Wat is het reproductiegetal nou precies? Wat is ‘exponentiële groei’? En waarom komt het cijfer pas twee weken later?
Het reproductiegetal, ook wel de 'R’ genoemd, is het gemiddeld aantal mensen dat wordt besmet door één persoon met COVID-19. Hieraan kun je zien hoe snel het virus zich verspreidt.
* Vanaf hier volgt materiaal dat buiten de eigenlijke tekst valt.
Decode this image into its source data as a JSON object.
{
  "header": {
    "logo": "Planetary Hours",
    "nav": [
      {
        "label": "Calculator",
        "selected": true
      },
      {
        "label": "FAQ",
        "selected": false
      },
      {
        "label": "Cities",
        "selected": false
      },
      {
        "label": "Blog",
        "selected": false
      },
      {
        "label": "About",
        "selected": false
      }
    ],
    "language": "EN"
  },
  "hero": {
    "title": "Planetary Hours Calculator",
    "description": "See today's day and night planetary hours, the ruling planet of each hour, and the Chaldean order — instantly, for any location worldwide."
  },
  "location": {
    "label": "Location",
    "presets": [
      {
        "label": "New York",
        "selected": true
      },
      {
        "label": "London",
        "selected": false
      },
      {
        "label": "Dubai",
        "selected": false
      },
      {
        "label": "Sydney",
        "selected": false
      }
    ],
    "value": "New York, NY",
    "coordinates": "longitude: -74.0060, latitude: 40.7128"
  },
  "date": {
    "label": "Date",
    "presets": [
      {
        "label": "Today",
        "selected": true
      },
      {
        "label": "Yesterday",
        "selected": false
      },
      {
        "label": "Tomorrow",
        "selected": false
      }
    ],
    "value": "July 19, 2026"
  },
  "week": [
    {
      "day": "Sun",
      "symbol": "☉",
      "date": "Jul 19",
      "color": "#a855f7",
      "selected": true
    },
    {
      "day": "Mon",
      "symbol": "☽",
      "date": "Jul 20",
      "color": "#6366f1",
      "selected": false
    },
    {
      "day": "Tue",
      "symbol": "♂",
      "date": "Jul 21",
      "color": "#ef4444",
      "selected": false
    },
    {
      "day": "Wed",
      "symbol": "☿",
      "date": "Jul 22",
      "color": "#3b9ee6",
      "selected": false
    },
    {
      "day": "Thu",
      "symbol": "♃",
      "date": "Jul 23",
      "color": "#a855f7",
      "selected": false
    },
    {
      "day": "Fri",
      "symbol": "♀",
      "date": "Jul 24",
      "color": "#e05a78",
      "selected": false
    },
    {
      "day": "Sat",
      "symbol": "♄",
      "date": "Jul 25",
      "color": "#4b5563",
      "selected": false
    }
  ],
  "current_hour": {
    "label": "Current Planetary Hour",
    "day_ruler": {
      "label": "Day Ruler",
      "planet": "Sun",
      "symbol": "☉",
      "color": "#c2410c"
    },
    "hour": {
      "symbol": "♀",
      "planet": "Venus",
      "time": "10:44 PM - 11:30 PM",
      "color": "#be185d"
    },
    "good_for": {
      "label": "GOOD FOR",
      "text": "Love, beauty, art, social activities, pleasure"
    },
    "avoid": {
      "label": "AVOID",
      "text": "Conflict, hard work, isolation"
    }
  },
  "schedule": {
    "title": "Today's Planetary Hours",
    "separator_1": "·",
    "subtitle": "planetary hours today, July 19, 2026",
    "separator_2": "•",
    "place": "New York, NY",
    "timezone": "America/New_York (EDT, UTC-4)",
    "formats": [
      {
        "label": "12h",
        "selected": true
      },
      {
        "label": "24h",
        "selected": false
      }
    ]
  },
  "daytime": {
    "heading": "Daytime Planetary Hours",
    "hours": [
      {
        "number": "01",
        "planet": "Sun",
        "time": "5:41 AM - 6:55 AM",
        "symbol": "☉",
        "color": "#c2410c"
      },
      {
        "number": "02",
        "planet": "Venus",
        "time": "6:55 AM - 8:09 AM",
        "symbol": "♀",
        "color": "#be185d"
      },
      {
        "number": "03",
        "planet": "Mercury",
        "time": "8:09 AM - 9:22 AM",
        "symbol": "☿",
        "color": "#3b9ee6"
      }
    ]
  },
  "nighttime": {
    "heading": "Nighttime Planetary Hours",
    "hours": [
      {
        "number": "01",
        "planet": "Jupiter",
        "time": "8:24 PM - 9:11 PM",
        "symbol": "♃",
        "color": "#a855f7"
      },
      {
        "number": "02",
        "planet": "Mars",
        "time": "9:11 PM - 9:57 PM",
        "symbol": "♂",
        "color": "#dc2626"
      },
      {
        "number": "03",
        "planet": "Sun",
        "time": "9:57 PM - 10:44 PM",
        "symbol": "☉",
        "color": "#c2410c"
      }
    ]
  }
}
Bij een R van rond de 1 blijft het aantal besmettingen ongeveer gelijk. Dit betekent dat 1 persoon steeds 1 andere persoon besmet. Dat zie je in onderstaande afbeelding:
Als het reproductiegetal groter is dan 1, neemt het aantal besmettingen toe. Stel dat de R 1,06 is. Dan besmetten 100 mensen 106 andere mensen.
Stel dat het reproductiegetal 2 is. Dan verdubbelt het aantal mensen dat het virus bij zich draagt bij elke overdracht (dat is als het virus overspringt van een besmet persoon naar andere personen). Bij de eerste overdracht verdubbelt het aantal besmettingen van 1 naar 2. Bij de tweede overdracht van 2 naar 4. Bij de derde overdracht van 4 naar 8. Dat ziet er zo uit:
Wat opvalt: als het reproductiegetal boven de 1 uitkomt, groeit het aantal besmette personen steeds sneller bij elke overdracht. De groei van het aantal besmettingen vertoont daarom geen rechte lijn, maar een steeds steilere lijn. Dit heet exponentiële groei. Die groei ziet er zo uit bij een R van 2:
In 10 stappen (10 keer een overdracht) ben je dus al van 1 besmette persoon uitgekomen bij ruim 1.000 besmette personen.
Als het reproductiegetal onder de 1 komt, dáált het aantal mensen dat besmet raakt per overdracht.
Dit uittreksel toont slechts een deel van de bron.